There's a new thief in town, and he's headed for your utility room.
The newest fad in burglary has bandits heading straight for the laundry detergent aisle of grocery and convenience stores and loading carts of Tide detergent.
The thieves make out with gallons of the blue liquid at a time, and then turn it around and sell it by the capful at laundromats.
A "Good Morning America" video Friday morning showed a man on a security camera making out with thousands of dollars worth of Tide in his cart.
Thieves in Prince George's County, Md., have started calling it "liquid gold" because of its lucrative rank.
An article from "In the Capital" suggested that, in the D.C. area, thieves were bypassing the middle-man altogether, exchanging the detergent directly for crack or weed. The dealers then become the ones to turn it around and sell it back to a grocery store, no doubt a little shady, in an under-the-table deal.
I'm not making any of this up.
Tide is widely judged as a leading detergent on the market, which helps its resale value. Since it's not (yet) a controlled substance, it's easy to get a hold of, and reselling it in demand-heavy arenas, such as a laundromat, gives the seller immediate cash for whatever their heart desires.

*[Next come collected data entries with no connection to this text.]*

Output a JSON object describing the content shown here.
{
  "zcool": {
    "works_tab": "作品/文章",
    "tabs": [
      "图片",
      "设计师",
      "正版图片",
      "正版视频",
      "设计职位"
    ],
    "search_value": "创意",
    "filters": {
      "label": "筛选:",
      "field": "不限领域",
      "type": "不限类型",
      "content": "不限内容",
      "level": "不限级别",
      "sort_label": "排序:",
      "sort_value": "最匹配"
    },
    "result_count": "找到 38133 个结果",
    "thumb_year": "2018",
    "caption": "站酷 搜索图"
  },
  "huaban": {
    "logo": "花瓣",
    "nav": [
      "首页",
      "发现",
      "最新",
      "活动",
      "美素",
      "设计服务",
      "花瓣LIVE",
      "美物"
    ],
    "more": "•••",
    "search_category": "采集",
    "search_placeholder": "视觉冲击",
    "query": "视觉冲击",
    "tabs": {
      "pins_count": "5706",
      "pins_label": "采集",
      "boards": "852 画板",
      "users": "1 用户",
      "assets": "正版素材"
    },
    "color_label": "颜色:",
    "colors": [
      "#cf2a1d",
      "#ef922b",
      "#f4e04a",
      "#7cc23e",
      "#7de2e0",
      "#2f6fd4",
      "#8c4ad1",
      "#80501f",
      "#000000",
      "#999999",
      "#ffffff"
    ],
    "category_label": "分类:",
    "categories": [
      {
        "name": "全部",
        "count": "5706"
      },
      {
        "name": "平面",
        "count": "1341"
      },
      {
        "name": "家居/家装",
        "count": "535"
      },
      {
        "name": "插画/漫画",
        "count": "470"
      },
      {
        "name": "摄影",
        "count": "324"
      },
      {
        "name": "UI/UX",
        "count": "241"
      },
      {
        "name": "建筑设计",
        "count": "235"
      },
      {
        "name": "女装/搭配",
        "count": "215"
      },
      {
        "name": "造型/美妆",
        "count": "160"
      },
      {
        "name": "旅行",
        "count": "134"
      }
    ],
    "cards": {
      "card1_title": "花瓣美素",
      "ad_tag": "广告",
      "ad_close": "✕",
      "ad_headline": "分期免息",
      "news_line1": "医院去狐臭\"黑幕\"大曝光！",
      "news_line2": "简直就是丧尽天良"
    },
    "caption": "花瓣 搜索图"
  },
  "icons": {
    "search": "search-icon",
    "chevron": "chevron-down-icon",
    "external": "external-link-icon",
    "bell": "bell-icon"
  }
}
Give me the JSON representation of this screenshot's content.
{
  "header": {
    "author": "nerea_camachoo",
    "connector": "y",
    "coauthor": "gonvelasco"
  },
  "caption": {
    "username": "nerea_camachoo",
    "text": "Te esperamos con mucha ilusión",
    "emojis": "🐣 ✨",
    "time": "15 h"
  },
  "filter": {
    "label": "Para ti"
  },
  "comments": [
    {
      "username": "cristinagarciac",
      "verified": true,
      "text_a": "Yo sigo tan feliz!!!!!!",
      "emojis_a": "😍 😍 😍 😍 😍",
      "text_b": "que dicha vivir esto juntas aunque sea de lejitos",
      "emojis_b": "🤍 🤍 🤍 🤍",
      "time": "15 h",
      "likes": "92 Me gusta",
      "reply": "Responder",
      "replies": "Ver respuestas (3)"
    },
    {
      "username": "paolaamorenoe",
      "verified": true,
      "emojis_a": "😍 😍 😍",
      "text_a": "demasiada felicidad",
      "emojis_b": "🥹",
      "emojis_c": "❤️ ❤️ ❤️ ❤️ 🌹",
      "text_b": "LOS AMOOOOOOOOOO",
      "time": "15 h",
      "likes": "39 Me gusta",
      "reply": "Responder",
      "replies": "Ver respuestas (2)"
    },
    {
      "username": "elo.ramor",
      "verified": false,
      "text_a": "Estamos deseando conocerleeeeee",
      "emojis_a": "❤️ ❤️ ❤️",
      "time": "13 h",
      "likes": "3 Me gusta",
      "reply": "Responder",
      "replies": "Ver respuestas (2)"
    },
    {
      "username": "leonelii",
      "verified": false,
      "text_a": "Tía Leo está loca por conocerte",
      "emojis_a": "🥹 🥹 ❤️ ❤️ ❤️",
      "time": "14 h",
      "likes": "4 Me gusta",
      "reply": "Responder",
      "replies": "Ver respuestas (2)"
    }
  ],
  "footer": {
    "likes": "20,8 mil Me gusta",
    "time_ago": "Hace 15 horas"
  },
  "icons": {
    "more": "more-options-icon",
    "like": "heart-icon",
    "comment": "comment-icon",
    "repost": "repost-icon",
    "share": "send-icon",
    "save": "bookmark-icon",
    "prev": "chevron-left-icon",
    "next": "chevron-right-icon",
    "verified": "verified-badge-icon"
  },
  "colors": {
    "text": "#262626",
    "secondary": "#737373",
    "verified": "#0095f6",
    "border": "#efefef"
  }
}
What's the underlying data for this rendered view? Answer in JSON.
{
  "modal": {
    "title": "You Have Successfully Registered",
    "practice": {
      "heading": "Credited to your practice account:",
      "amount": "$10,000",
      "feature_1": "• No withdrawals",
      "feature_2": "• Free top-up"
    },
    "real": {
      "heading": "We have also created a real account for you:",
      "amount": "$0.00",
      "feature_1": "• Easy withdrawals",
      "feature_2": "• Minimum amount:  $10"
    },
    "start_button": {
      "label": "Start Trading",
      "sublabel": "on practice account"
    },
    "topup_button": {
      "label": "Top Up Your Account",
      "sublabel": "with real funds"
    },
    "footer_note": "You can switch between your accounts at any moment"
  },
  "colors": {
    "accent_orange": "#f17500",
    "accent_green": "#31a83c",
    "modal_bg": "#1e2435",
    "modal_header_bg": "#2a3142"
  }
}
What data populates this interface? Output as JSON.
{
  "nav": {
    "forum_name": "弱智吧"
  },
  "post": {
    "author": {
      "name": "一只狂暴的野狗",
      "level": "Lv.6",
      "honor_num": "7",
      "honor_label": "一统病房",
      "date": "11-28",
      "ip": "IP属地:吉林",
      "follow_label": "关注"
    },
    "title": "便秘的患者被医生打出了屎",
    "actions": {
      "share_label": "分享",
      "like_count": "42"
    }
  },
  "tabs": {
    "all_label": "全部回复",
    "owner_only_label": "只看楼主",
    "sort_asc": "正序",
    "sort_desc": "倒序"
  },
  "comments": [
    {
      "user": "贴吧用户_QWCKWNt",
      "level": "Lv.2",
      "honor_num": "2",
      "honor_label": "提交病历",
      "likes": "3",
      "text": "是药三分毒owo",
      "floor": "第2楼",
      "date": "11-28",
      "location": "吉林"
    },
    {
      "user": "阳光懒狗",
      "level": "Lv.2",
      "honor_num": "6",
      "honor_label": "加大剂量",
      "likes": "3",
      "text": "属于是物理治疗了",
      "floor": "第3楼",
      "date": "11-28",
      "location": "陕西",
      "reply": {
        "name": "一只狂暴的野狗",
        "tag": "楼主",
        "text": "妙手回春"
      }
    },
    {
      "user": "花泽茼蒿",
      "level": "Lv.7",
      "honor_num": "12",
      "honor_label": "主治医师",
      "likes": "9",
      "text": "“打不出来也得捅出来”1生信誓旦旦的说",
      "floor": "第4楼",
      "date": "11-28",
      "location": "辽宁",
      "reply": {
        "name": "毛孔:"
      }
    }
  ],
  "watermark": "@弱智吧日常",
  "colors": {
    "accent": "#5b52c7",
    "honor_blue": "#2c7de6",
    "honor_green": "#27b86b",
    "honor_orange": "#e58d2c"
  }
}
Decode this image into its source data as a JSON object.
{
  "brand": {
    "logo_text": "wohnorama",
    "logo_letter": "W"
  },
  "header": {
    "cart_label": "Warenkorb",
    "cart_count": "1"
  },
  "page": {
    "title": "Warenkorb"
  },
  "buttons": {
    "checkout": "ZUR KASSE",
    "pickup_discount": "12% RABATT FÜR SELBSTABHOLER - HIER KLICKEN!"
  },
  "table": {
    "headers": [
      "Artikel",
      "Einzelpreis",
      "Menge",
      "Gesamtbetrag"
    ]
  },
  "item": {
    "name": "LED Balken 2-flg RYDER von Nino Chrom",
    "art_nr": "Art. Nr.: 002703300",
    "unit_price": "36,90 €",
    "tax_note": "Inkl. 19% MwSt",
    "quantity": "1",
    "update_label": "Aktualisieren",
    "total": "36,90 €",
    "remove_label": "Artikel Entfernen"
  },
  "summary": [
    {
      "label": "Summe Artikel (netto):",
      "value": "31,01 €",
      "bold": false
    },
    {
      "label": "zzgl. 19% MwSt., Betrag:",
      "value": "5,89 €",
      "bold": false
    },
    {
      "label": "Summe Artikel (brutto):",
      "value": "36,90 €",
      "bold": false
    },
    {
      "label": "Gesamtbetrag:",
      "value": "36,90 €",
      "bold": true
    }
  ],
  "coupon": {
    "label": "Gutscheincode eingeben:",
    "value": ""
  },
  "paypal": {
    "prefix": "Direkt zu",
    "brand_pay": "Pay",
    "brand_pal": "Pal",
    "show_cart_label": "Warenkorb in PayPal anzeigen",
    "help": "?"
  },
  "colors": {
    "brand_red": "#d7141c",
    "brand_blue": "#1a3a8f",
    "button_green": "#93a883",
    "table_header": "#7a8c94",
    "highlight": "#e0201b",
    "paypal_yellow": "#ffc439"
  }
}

In larger cities, some grocery stores have started installing padlocks. lock-boxes and security cameras around the red containers, hoping to deter thieves from their establishment. Others have hired cops, both undercover and uniformed, to patrol the aisle.
Crazier things have happened, though I can't think of any off the top of my head. Whoever began this craze deserves both a slap across the head and a medal. Their "technique" is sweeping the nation, and it doesn't show any sign of slowing down.